Though his story gives reasons for the decrease, it also shows the league’s average distribution to its 14 full-members fell 10.1 percent from $26.2 million to $23.8 million per school in 2015-‘16. Overall, the league distributed 90.4 percent back to its member institutions. The ACC also paid $900,000 per school in championship reimbursements.
According to USA Today, the league ranked fourth among the other Power Conference schools in total revenue and last in average distribution.
ACC Commissioner John Swofford told The Clemson Insider and a few other members of the ACC media at the ACC spring meetings in Amelia Island, Fla., back in May, that they are very confident that once the ACC Network is up and running they will catch up with the SEC, The Big Ten and the Pac-12.
“That is why we are doing the channel,” he said. “We fully expect a gap, particularly with the Big Ten and the SEC, here for a couple of years, but that is the very reason we signed to do what we are doing.
“We fully expect that gap will narrow considerably when we get the channel up and running.”
In 2015-’16, the SEC brought in $639 million and distributed an average of $40.42 million to its schools. The Big Ten distributed $34.8 million to its members after a $483.4 million revenue report.
The Pac-12 reported $28.7 million to its member schools and $488 million in revenue, while the Big 12 totaled $313.2 million and $28.49 to its institutions.
“The reasons we are going the channel route and the route we are going is that is the new avenue, or the different avenue, opened to us as a league that we have not had before,” Swofford said in regards to the changing progression of rights fees and revenue streams. “We fully expect (the ACC Network) to be successful in every way. How successful? We will just have to see.”
The ACC Network will feature 450 exclusive live events, including 40 regular-season football games, more than 150 men’s and women’s basketball games, and more than 200 other regular-season contests and tournament games from across the conference’s 27 sponsored sports. News and information shows and original programming will also be available.
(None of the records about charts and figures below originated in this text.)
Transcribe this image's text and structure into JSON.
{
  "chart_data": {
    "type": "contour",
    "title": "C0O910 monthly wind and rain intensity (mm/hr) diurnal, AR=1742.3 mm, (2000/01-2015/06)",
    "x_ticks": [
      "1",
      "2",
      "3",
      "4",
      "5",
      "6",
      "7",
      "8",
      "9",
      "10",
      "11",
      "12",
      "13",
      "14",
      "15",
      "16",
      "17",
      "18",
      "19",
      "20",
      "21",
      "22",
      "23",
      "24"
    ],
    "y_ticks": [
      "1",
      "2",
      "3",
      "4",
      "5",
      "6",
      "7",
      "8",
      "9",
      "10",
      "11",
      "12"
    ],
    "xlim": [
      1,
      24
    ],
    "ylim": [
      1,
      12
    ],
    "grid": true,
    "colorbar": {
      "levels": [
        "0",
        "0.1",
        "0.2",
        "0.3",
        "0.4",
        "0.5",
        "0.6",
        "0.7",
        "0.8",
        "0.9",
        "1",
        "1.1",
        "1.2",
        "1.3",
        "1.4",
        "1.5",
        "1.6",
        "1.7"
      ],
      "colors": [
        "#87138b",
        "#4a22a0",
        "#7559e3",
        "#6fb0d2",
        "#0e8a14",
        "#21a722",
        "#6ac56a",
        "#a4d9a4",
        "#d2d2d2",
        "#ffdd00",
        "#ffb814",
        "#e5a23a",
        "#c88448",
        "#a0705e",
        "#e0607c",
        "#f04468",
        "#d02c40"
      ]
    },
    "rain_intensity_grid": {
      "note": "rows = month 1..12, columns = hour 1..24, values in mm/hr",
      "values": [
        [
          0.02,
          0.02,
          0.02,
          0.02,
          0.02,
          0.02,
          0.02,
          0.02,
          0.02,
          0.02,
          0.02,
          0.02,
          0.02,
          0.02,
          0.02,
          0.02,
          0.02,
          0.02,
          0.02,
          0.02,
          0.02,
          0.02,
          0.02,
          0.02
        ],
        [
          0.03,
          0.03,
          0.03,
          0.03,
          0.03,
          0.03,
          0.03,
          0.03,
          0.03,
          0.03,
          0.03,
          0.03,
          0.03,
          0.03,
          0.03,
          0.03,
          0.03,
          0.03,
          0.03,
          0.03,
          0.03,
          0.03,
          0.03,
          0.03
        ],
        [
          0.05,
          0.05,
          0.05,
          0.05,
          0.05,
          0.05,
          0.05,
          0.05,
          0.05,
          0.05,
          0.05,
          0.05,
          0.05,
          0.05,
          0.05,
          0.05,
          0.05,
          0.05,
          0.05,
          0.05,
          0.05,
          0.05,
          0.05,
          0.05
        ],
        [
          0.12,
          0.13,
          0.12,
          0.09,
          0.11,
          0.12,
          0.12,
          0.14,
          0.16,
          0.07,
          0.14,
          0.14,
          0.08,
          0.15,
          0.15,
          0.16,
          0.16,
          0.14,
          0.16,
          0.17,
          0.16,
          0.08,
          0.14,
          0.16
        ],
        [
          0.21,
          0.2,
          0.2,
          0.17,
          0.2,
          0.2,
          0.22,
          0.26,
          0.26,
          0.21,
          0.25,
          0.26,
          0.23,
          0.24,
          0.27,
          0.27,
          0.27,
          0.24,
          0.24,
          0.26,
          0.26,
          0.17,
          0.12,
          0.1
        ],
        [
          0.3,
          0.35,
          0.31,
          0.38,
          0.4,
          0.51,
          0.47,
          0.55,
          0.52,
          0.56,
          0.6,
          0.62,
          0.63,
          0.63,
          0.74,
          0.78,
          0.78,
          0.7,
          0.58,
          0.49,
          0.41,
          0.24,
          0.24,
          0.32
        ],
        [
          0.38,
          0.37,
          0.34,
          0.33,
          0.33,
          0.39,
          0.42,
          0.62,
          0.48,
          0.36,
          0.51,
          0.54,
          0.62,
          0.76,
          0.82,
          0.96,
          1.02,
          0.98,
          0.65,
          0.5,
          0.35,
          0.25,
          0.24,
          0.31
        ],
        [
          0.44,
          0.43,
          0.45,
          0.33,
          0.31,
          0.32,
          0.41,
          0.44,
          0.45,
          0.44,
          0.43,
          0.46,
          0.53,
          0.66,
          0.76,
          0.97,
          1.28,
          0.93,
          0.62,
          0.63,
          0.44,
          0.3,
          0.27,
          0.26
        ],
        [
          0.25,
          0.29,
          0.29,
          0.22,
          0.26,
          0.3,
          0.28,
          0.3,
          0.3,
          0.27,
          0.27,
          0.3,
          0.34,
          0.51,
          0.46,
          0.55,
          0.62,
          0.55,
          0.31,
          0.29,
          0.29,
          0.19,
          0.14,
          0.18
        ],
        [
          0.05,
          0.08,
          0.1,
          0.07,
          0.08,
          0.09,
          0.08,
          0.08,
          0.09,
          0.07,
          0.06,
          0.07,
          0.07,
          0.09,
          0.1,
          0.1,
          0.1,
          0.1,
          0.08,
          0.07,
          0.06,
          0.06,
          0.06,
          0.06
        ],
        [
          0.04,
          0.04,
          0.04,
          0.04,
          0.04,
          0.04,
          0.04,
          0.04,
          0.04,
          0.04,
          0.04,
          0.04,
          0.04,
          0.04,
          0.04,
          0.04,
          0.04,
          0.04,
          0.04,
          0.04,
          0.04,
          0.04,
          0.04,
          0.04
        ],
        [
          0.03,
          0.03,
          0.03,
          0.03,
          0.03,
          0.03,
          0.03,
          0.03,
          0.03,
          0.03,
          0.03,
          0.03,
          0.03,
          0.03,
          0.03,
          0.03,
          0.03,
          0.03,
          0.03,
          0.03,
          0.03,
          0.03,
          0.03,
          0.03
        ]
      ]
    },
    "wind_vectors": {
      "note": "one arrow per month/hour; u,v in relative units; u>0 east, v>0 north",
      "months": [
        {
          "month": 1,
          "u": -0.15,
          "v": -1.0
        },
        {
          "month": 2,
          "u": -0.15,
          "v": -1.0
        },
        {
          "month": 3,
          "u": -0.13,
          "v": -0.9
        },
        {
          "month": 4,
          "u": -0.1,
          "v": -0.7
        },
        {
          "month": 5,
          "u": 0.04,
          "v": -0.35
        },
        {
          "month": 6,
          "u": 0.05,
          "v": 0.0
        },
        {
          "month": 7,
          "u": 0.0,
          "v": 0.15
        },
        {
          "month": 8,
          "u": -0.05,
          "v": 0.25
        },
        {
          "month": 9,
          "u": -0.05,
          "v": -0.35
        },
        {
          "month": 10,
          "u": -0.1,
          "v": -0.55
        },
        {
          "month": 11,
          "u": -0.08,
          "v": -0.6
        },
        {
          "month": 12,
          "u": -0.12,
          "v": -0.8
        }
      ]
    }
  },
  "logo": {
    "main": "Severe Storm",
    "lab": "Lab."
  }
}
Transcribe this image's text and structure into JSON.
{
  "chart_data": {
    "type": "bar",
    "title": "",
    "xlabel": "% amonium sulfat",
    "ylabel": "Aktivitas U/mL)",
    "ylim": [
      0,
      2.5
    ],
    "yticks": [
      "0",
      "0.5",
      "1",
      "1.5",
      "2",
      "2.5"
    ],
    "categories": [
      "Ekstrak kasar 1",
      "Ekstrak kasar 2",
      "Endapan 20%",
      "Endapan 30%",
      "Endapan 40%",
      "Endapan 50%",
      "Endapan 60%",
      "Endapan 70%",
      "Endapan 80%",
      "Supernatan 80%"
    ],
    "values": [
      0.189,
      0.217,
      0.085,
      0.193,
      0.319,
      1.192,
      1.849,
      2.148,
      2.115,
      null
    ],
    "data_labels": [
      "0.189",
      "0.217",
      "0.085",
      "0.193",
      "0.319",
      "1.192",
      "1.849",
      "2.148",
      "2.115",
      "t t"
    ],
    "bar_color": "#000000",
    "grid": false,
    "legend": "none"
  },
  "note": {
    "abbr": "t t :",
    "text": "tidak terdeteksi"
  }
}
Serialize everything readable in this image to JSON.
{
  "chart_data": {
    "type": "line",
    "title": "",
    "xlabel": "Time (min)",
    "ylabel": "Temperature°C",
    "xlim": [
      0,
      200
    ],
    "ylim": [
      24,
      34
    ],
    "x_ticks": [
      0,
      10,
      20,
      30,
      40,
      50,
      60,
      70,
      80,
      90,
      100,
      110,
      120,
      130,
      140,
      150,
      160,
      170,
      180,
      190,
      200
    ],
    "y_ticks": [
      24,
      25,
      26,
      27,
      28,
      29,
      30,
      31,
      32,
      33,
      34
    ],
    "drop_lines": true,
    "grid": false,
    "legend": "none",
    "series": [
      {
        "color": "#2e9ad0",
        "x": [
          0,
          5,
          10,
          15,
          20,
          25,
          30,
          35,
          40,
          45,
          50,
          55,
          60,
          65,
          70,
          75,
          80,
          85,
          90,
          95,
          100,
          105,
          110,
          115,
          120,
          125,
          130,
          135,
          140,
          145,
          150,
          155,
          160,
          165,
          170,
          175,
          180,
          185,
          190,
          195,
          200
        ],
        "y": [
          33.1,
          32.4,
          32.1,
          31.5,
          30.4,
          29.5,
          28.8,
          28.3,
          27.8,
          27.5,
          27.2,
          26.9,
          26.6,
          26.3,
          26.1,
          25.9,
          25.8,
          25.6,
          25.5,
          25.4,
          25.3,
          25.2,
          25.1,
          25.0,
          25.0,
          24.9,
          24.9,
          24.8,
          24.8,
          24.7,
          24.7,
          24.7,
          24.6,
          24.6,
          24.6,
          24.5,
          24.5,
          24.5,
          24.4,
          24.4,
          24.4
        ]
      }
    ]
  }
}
But over the last several years, ESPN’s decline in its number of subscriptions has caused the sports leader to continue to lose more and more revenue each year. With deals with the SEC, as part of the SEC Network, in place as well as its NFL and NBA packages some wonder how the capable network can afford to pay all of its rights fees.
“They are a very progressive company,” Swofford said. “They are getting into direct consumer disruptions. They are getting into the smaller packages in addition to what they have traditionally done.
“The comfort that we have is you can’t have a better partner in the distribution of live sporting events than ESPN and Disney. They know how to do it. They made adjustments over the years. They are making some adjustments now. I fully expect it to be totally what we expect it to be. If there are different distributions going forward then they will be right in the middle of it. We feel really good about it, both from a revenue standpoint and from an exposure standpoint. That has not changed one bit.”
With the ACC’s revenue from the ACC Network tied into how it performs the ACC is confident nothing will change.